As an advocate for Wesly, Larson's job was to find where he would be the safest and happiest, and he decided that was with Casebolt. He worked with a Department of Human Services employee to find a family member that might be willing to adopt Wesly and spoke with Casebolt about her interest in fostering and adoption.
"Reunification is always a goal with the parent, but we also have concurrent goals," he says. "Ultimately for us, it's whatever is best for the child."
In Wesly's case reunification wasn't an option. His biological parents are not allowed to contact or see him, Casebolt says. Because returning home was deemed unsafe, kinship adoption was what Larson and his caseworker decided would be best for Wesly.

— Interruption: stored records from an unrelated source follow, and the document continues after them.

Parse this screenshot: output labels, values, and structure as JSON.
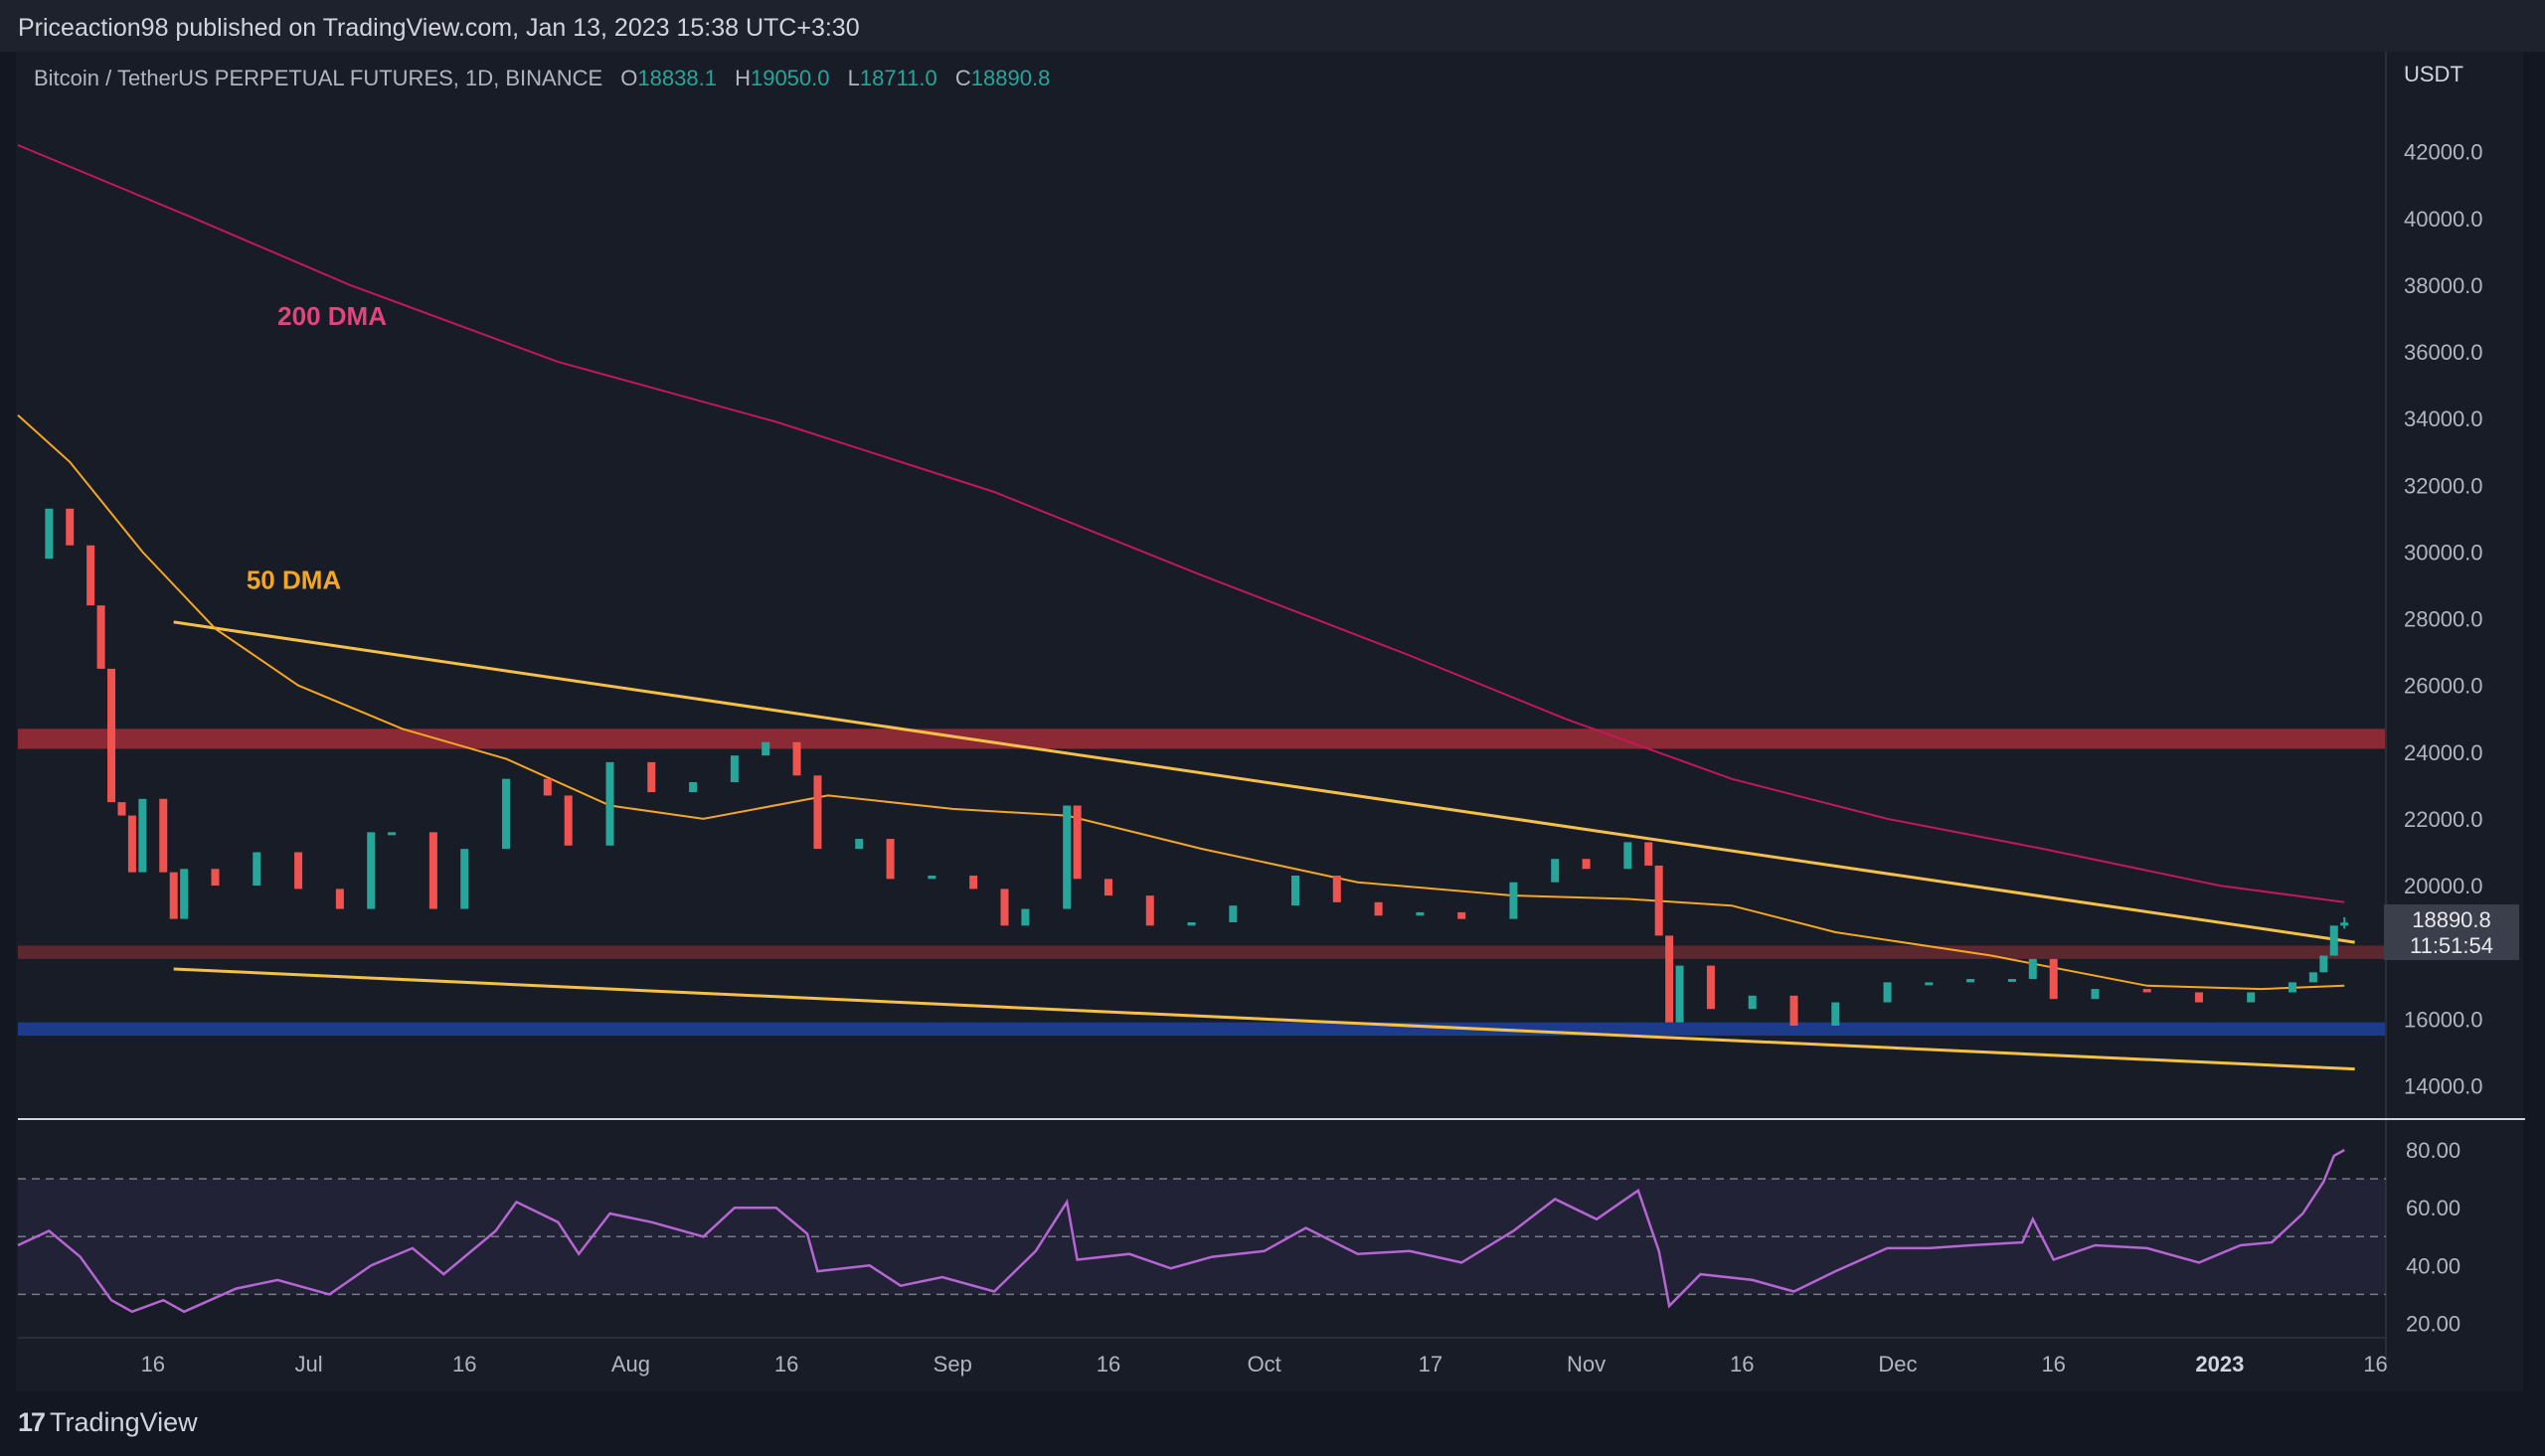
{
  "published": "Priceaction98 published on TradingView.com, Jan 13, 2023 15:38 UTC+3:30",
  "legend": {
    "symbol": "Bitcoin / TetherUS PERPETUAL FUTURES, 1D, BINANCE",
    "o_label": "O",
    "o_value": "18838.1",
    "h_label": "H",
    "h_value": "19050.0",
    "l_label": "L",
    "l_value": "18711.0",
    "c_label": "C",
    "c_value": "18890.8"
  },
  "currency_label": "USDT",
  "current_price": "18890.8",
  "countdown": "11:51:54",
  "footer_logo": "TradingView",
  "footer_logo_mark": "17",
  "colors": {
    "bull": "#26a69a",
    "bear": "#ef5350",
    "dma200": "#c2185b",
    "dma50": "#f5a623",
    "trendline": "#f5c04a",
    "resistance_zone": "#8b2a35",
    "support_zone": "#1e3a8a",
    "rsi_line": "#b666d2"
  },
  "chart_data": [
    {
      "type": "candlestick",
      "title": "Bitcoin / TetherUS PERPETUAL FUTURES, 1D, BINANCE",
      "ylim": [
        13000,
        45000
      ],
      "y_ticks": [
        "42000.0",
        "40000.0",
        "38000.0",
        "36000.0",
        "34000.0",
        "32000.0",
        "30000.0",
        "28000.0",
        "26000.0",
        "24000.0",
        "22000.0",
        "20000.0",
        "18000.0",
        "16000.0",
        "14000.0"
      ],
      "x_ticks": [
        {
          "label": "16",
          "date": "2022-06-16"
        },
        {
          "label": "Jul",
          "date": "2022-07-01"
        },
        {
          "label": "16",
          "date": "2022-07-16"
        },
        {
          "label": "Aug",
          "date": "2022-08-01"
        },
        {
          "label": "16",
          "date": "2022-08-16"
        },
        {
          "label": "Sep",
          "date": "2022-09-01"
        },
        {
          "label": "16",
          "date": "2022-09-16"
        },
        {
          "label": "Oct",
          "date": "2022-10-01"
        },
        {
          "label": "17",
          "date": "2022-10-17"
        },
        {
          "label": "Nov",
          "date": "2022-11-01"
        },
        {
          "label": "16",
          "date": "2022-11-16"
        },
        {
          "label": "Dec",
          "date": "2022-12-01"
        },
        {
          "label": "16",
          "date": "2022-12-16"
        },
        {
          "label": "2023",
          "date": "2023-01-01"
        },
        {
          "label": "16",
          "date": "2023-01-16"
        }
      ],
      "x_range": [
        "2022-06-03",
        "2023-01-17"
      ],
      "close_path": [
        [
          "2022-06-03",
          29800
        ],
        [
          "2022-06-06",
          31300
        ],
        [
          "2022-06-08",
          30200
        ],
        [
          "2022-06-10",
          28400
        ],
        [
          "2022-06-11",
          26500
        ],
        [
          "2022-06-12",
          22500
        ],
        [
          "2022-06-13",
          22100
        ],
        [
          "2022-06-14",
          20400
        ],
        [
          "2022-06-15",
          22600
        ],
        [
          "2022-06-17",
          20400
        ],
        [
          "2022-06-18",
          19000
        ],
        [
          "2022-06-19",
          20500
        ],
        [
          "2022-06-22",
          20000
        ],
        [
          "2022-06-26",
          21000
        ],
        [
          "2022-06-30",
          19900
        ],
        [
          "2022-07-04",
          19300
        ],
        [
          "2022-07-07",
          21600
        ],
        [
          "2022-07-09",
          21600
        ],
        [
          "2022-07-13",
          19300
        ],
        [
          "2022-07-16",
          21100
        ],
        [
          "2022-07-20",
          23200
        ],
        [
          "2022-07-24",
          22700
        ],
        [
          "2022-07-26",
          21200
        ],
        [
          "2022-07-30",
          23700
        ],
        [
          "2022-08-03",
          22800
        ],
        [
          "2022-08-07",
          23100
        ],
        [
          "2022-08-11",
          23900
        ],
        [
          "2022-08-14",
          24300
        ],
        [
          "2022-08-17",
          23300
        ],
        [
          "2022-08-19",
          21100
        ],
        [
          "2022-08-23",
          21400
        ],
        [
          "2022-08-26",
          20200
        ],
        [
          "2022-08-30",
          20300
        ],
        [
          "2022-09-03",
          19900
        ],
        [
          "2022-09-06",
          18800
        ],
        [
          "2022-09-08",
          19300
        ],
        [
          "2022-09-12",
          22400
        ],
        [
          "2022-09-13",
          20200
        ],
        [
          "2022-09-16",
          19700
        ],
        [
          "2022-09-20",
          18800
        ],
        [
          "2022-09-24",
          18900
        ],
        [
          "2022-09-28",
          19400
        ],
        [
          "2022-10-04",
          20300
        ],
        [
          "2022-10-08",
          19500
        ],
        [
          "2022-10-12",
          19100
        ],
        [
          "2022-10-16",
          19200
        ],
        [
          "2022-10-20",
          19000
        ],
        [
          "2022-10-25",
          20100
        ],
        [
          "2022-10-29",
          20800
        ],
        [
          "2022-11-01",
          20500
        ],
        [
          "2022-11-05",
          21300
        ],
        [
          "2022-11-07",
          20600
        ],
        [
          "2022-11-08",
          18500
        ],
        [
          "2022-11-09",
          15900
        ],
        [
          "2022-11-10",
          17600
        ],
        [
          "2022-11-13",
          16300
        ],
        [
          "2022-11-17",
          16700
        ],
        [
          "2022-11-21",
          15800
        ],
        [
          "2022-11-25",
          16500
        ],
        [
          "2022-11-30",
          17100
        ],
        [
          "2022-12-04",
          17100
        ],
        [
          "2022-12-08",
          17200
        ],
        [
          "2022-12-12",
          17200
        ],
        [
          "2022-12-14",
          17800
        ],
        [
          "2022-12-16",
          16600
        ],
        [
          "2022-12-20",
          16900
        ],
        [
          "2022-12-25",
          16800
        ],
        [
          "2022-12-30",
          16500
        ],
        [
          "2023-01-04",
          16800
        ],
        [
          "2023-01-08",
          17100
        ],
        [
          "2023-01-10",
          17400
        ],
        [
          "2023-01-11",
          17900
        ],
        [
          "2023-01-12",
          18800
        ],
        [
          "2023-01-13",
          18891
        ]
      ],
      "last_bar": {
        "date": "2023-01-13",
        "open": 18838.1,
        "high": 19050.0,
        "low": 18711.0,
        "close": 18890.8
      },
      "series": [
        {
          "name": "200 DMA",
          "points": [
            [
              "2022-06-03",
              42200
            ],
            [
              "2022-06-20",
              40000
            ],
            [
              "2022-07-05",
              38000
            ],
            [
              "2022-07-25",
              35700
            ],
            [
              "2022-08-15",
              33900
            ],
            [
              "2022-09-05",
              31800
            ],
            [
              "2022-09-25",
              29300
            ],
            [
              "2022-10-15",
              26900
            ],
            [
              "2022-10-30",
              25000
            ],
            [
              "2022-11-15",
              23200
            ],
            [
              "2022-11-30",
              22000
            ],
            [
              "2022-12-15",
              21100
            ],
            [
              "2023-01-01",
              20000
            ],
            [
              "2023-01-13",
              19500
            ]
          ]
        },
        {
          "name": "50 DMA",
          "points": [
            [
              "2022-06-03",
              34100
            ],
            [
              "2022-06-08",
              32700
            ],
            [
              "2022-06-15",
              30000
            ],
            [
              "2022-06-22",
              27700
            ],
            [
              "2022-06-30",
              26000
            ],
            [
              "2022-07-10",
              24700
            ],
            [
              "2022-07-20",
              23800
            ],
            [
              "2022-07-30",
              22400
            ],
            [
              "2022-08-08",
              22000
            ],
            [
              "2022-08-20",
              22700
            ],
            [
              "2022-09-01",
              22300
            ],
            [
              "2022-09-12",
              22100
            ],
            [
              "2022-09-25",
              21100
            ],
            [
              "2022-10-10",
              20100
            ],
            [
              "2022-10-25",
              19700
            ],
            [
              "2022-11-05",
              19600
            ],
            [
              "2022-11-15",
              19400
            ],
            [
              "2022-11-25",
              18600
            ],
            [
              "2022-12-10",
              17900
            ],
            [
              "2022-12-25",
              17000
            ],
            [
              "2023-01-05",
              16900
            ],
            [
              "2023-01-13",
              17000
            ]
          ]
        }
      ],
      "annotations": [
        {
          "text": "200 DMA",
          "color": "#e0457b",
          "date": "2022-06-28",
          "price": 36800
        },
        {
          "text": "50 DMA",
          "color": "#f5a623",
          "date": "2022-06-25",
          "price": 28900
        }
      ],
      "trendlines": [
        {
          "from": [
            "2022-06-18",
            27900
          ],
          "to": [
            "2023-01-14",
            18300
          ]
        },
        {
          "from": [
            "2022-06-18",
            17500
          ],
          "to": [
            "2023-01-14",
            14500
          ]
        }
      ],
      "zones": [
        {
          "name": "resistance",
          "low": 24100,
          "high": 24700
        },
        {
          "name": "mid",
          "low": 17800,
          "high": 18200
        },
        {
          "name": "support",
          "low": 15500,
          "high": 15900
        }
      ]
    },
    {
      "type": "line",
      "title": "",
      "ylim": [
        15,
        90
      ],
      "y_ticks": [
        "80.00",
        "60.00",
        "40.00",
        "20.00"
      ],
      "band": [
        30,
        70
      ],
      "series": [
        {
          "name": "",
          "points": [
            [
              "2022-06-03",
              47
            ],
            [
              "2022-06-06",
              52
            ],
            [
              "2022-06-09",
              43
            ],
            [
              "2022-06-12",
              28
            ],
            [
              "2022-06-14",
              24
            ],
            [
              "2022-06-17",
              28
            ],
            [
              "2022-06-19",
              24
            ],
            [
              "2022-06-24",
              32
            ],
            [
              "2022-06-28",
              35
            ],
            [
              "2022-07-03",
              30
            ],
            [
              "2022-07-07",
              40
            ],
            [
              "2022-07-11",
              46
            ],
            [
              "2022-07-14",
              37
            ],
            [
              "2022-07-19",
              52
            ],
            [
              "2022-07-21",
              62
            ],
            [
              "2022-07-25",
              55
            ],
            [
              "2022-07-27",
              44
            ],
            [
              "2022-07-30",
              58
            ],
            [
              "2022-08-03",
              55
            ],
            [
              "2022-08-08",
              50
            ],
            [
              "2022-08-11",
              60
            ],
            [
              "2022-08-15",
              60
            ],
            [
              "2022-08-18",
              51
            ],
            [
              "2022-08-19",
              38
            ],
            [
              "2022-08-24",
              40
            ],
            [
              "2022-08-27",
              33
            ],
            [
              "2022-08-31",
              36
            ],
            [
              "2022-09-05",
              31
            ],
            [
              "2022-09-09",
              45
            ],
            [
              "2022-09-12",
              62
            ],
            [
              "2022-09-13",
              42
            ],
            [
              "2022-09-18",
              44
            ],
            [
              "2022-09-22",
              39
            ],
            [
              "2022-09-26",
              43
            ],
            [
              "2022-10-01",
              45
            ],
            [
              "2022-10-05",
              53
            ],
            [
              "2022-10-10",
              44
            ],
            [
              "2022-10-15",
              45
            ],
            [
              "2022-10-20",
              41
            ],
            [
              "2022-10-25",
              52
            ],
            [
              "2022-10-29",
              63
            ],
            [
              "2022-11-02",
              56
            ],
            [
              "2022-11-06",
              66
            ],
            [
              "2022-11-08",
              45
            ],
            [
              "2022-11-09",
              26
            ],
            [
              "2022-11-12",
              37
            ],
            [
              "2022-11-17",
              35
            ],
            [
              "2022-11-21",
              31
            ],
            [
              "2022-11-25",
              38
            ],
            [
              "2022-11-30",
              46
            ],
            [
              "2022-12-04",
              46
            ],
            [
              "2022-12-08",
              47
            ],
            [
              "2022-12-13",
              48
            ],
            [
              "2022-12-14",
              56
            ],
            [
              "2022-12-16",
              42
            ],
            [
              "2022-12-20",
              47
            ],
            [
              "2022-12-25",
              46
            ],
            [
              "2022-12-30",
              41
            ],
            [
              "2023-01-03",
              47
            ],
            [
              "2023-01-06",
              48
            ],
            [
              "2023-01-09",
              58
            ],
            [
              "2023-01-11",
              69
            ],
            [
              "2023-01-12",
              78
            ],
            [
              "2023-01-13",
              80
            ]
          ]
        }
      ]
    }
  ]
}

"The best moment would definitely have been the happy adoption," Larson says. "There's no question. Knowing where he came from -- when there's an adoption, it's all high-fives and pictures and tears and all that kind of stuff. It's hard, really, to not appreciate that."
Larson was an integral part to helping Wesly transition to Casebolt's custody and why she calls him absolutely phenomenal.
Wesly and Larson were instant buddies, Casebolt says. During the adoption process Wesly was hesitant around people, but really clicked with Larson.
"Wesly would tell everybody, 'That's my buddy. He drives a big old truck,'" she says.
"My buddy!" Wesly chimes in, his big smile showing teeth that might not have ever been to the dentist before he was adopted by Casebolt, his long-sleeved Batman shirt covering arms that only had had his 6-week shots until she took him to get caught up.
The transition to being a Casebolt has been a blessing to both Wesly and Royal. But it was a transition full of taking him to get his eyes checked, his teeth checked, and signing him up for daycare and therapies. It was no easy task, but getting help from people like Larson made it easier.
And it's all worth it when she sees the look on his face when he discovers new things.
"He didn't know what something as simple as peanut butter and jelly sandwiches were," Casebolt says. "The first time I had seen his face eating a peanut butter sandwich, his eyes got really big, and I asked if he liked it and he says, 'Yeah, that's the best ever!'"
Wesly gets all of what he needs and a lot of what he wants.
First he wanted to be named Rebel, but Casebolt wouldn't let it happen. They agreed on Wesly Scott. And that's who he is.